Although synthetic biology has not achieved its exact definition, it has brought unprecedented changes to the biotech industry, and was hailed as one of top ten new technologies, which would change the world in the future [108-110]. Especially, technological innovations in the synthesis of nucleic acids and DNA sequencing have decreased the cost of DNA synthesis and accelerated the development of synthetic genomics, making de novo synthesis of genes and even whole genomes possible. New biological functions can be designed and used for research and application purposes. With the development of synthetic genomics, the research object has gradually shifted from the initial virus, bacteria to yeast, fungi, plant, and mammalian cell, whose regulation system is more complex. With the deeper and higher understanding of natural systems, synthetic biology research will shift from the theory to the practical large-scale application, which has the potential to revolutionize biomedicine and biotechnology.

In consideration of increasing environmental concerns and the depletion of fossil fuel reserves, chemicals derived from renewable biomass are considered as the promising alternatives. With the help of cutting-edge genome-editing tools, assembly of sophisticated gene networks, and computer-aided guidance, the highly complex interconnected synthetic genetic circuits and pathways can be designed in bacteria and yeast, providing unprecedented sensor, processing, and production capacity to enable new opportunities in conversion of biomass to value-added biochemicals.

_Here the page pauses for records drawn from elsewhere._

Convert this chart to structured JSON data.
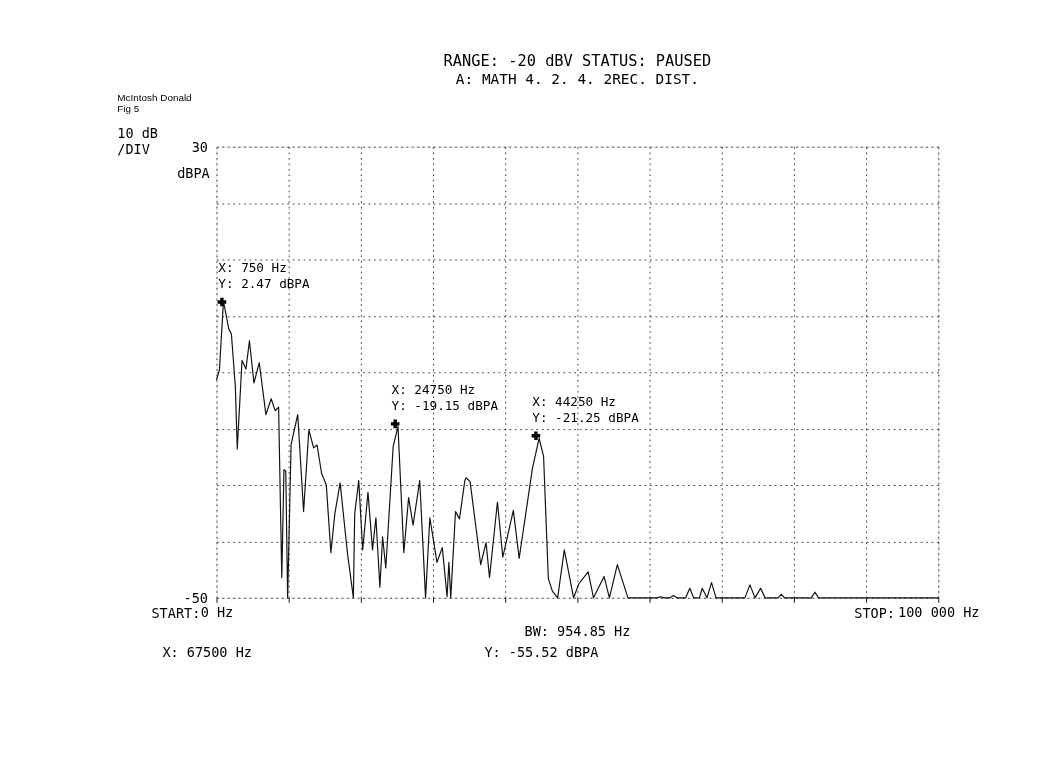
{
  "chart_data": {
    "type": "line",
    "title": "RANGE: -20 dBV     STATUS: PAUSED",
    "subtitle": "A: MATH          4. 2. 4. 2REC. DIST.",
    "ylabel": "dBPA",
    "xlim": [
      0,
      100000
    ],
    "ylim": [
      -50,
      30
    ],
    "xticks": [
      {
        "value": 0,
        "label": "0 Hz"
      },
      {
        "value": 10000,
        "label": null
      },
      {
        "value": 20000,
        "label": null
      },
      {
        "value": 30000,
        "label": null
      },
      {
        "value": 40000,
        "label": null
      },
      {
        "value": 50000,
        "label": null
      },
      {
        "value": 60000,
        "label": null
      },
      {
        "value": 70000,
        "label": null
      },
      {
        "value": 80000,
        "label": null
      },
      {
        "value": 90000,
        "label": null
      },
      {
        "value": 100000,
        "label": "100 000 Hz"
      }
    ],
    "yticks": [
      -50,
      {
        "value": -40,
        "label": null
      },
      {
        "value": -30,
        "label": null
      },
      {
        "value": -20,
        "label": null
      },
      {
        "value": -10,
        "label": null
      },
      {
        "value": 0,
        "label": null
      },
      {
        "value": 10,
        "label": null
      },
      {
        "value": 20,
        "label": null
      },
      30
    ],
    "grid": true,
    "marker": "none",
    "line_style": "solid",
    "x": [
      0,
      400,
      960,
      1690,
      2060,
      2610,
      2870,
      3530,
      4080,
      4560,
      5180,
      5920,
      6840,
      7570,
      8120,
      8600,
      9040,
      9340,
      9590,
      9850,
      10330,
      11250,
      12060,
      12790,
      13450,
      13930,
      14550,
      15210,
      15840,
      16390,
      17120,
      18150,
      18960,
      19140,
      19700,
      20250,
      20980,
      21610,
      22080,
      22630,
      23010,
      23450,
      24470,
      25140,
      25950,
      26610,
      27230,
      28150,
      28960,
      29550,
      30540,
      31280,
      31940,
      32190,
      32450,
      33110,
      33660,
      34400,
      34580,
      35130,
      36600,
      37340,
      37820,
      38920,
      39660,
      41120,
      41930,
      43770,
      44690,
      45310,
      45970,
      46530,
      47260,
      48180,
      49470,
      50200,
      51490,
      52230,
      53690,
      54430,
      55530,
      57000,
      61000,
      61480,
      62000,
      62800,
      63320,
      63800,
      65000,
      65570,
      66100,
      66900,
      67290,
      67950,
      68580,
      69200,
      73200,
      73900,
      74600,
      75380,
      76000,
      77800,
      78240,
      78700,
      82400,
      82910,
      83400,
      100000
    ],
    "series": [
      {
        "color": "#111111",
        "values": [
          -11.3,
          -9.6,
          2.6,
          -2.3,
          -3.2,
          -12.6,
          -23.6,
          -7.9,
          -9.4,
          -4.4,
          -11.9,
          -8.3,
          -17.5,
          -14.7,
          -16.8,
          -16.2,
          -46.4,
          -27.3,
          -27.5,
          -50,
          -22.8,
          -17.5,
          -34.7,
          -20.2,
          -23.4,
          -22.9,
          -27.9,
          -30,
          -42,
          -35.1,
          -29.6,
          -42.2,
          -50,
          -35.1,
          -29.2,
          -41.5,
          -31.3,
          -41.5,
          -35.8,
          -48.1,
          -39.2,
          -44.7,
          -23.2,
          -19.6,
          -42,
          -32.2,
          -37.1,
          -29.2,
          -50,
          -35.8,
          -43.7,
          -41.1,
          -49.8,
          -43.7,
          -50,
          -34.7,
          -36,
          -29.2,
          -28.7,
          -29.4,
          -44.1,
          -40.2,
          -46.4,
          -33,
          -42.8,
          -34.5,
          -43,
          -27,
          -21.7,
          -24.9,
          -46.6,
          -48.8,
          -50,
          -41.5,
          -50,
          -47.5,
          -45.4,
          -50,
          -46.2,
          -50,
          -44.1,
          -50,
          -50,
          -49.8,
          -50,
          -50,
          -49.6,
          -50,
          -50,
          -48.3,
          -50,
          -50,
          -48.3,
          -50,
          -47.3,
          -50,
          -50,
          -47.7,
          -50,
          -48.3,
          -50,
          -50,
          -49.4,
          -50,
          -50,
          -49,
          -50,
          -50
        ]
      },
      {
        "type": "scatter",
        "marker": "cross",
        "color": "#000000",
        "x": [
          750,
          24750,
          44250
        ],
        "values": [
          2.47,
          -19.15,
          -21.25
        ]
      }
    ],
    "annotations": [
      {
        "text": "X: 750 Hz\nY: 2.47 dBPA",
        "x": 750,
        "y": 2.47
      },
      {
        "text": "X: 24750 Hz\nY: -19.15 dBPA",
        "x": 24750,
        "y": -19.15
      },
      {
        "text": "X: 44250 Hz\nY: -21.25 dBPA",
        "x": 44250,
        "y": -21.25
      },
      "McIntosh Donald\nFig 5",
      "10 dB\n/DIV",
      "BW: 954.85 Hz",
      "START:",
      "STOP:",
      "X: 67500 Hz",
      "Y: -55.52 dBPA"
    ]
  }
}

There is high expectation that synthetic biology could make biofuels and biochemicals production more environmentally friendly. However, it has touched off a heated controversy of scientific ethics, legal and social issues while benefiting humans. To facilitate screening, various antibiotic-resistant genes have been introduced in microorganisms, which means that some products of synthetic biology may pose threats to humans and the environment. Therefore, when we encourage and support the development of synthetic biology, the supervision system of synthetic biology should also be strengthened. It would be better to conduct synthetic biology research in collaboration with social scientists, and in a manner of ongoing public engagement to raise awareness on the social issues. Ultimately, if we can do that above, synthetic biology will bring us unimaginable benefits.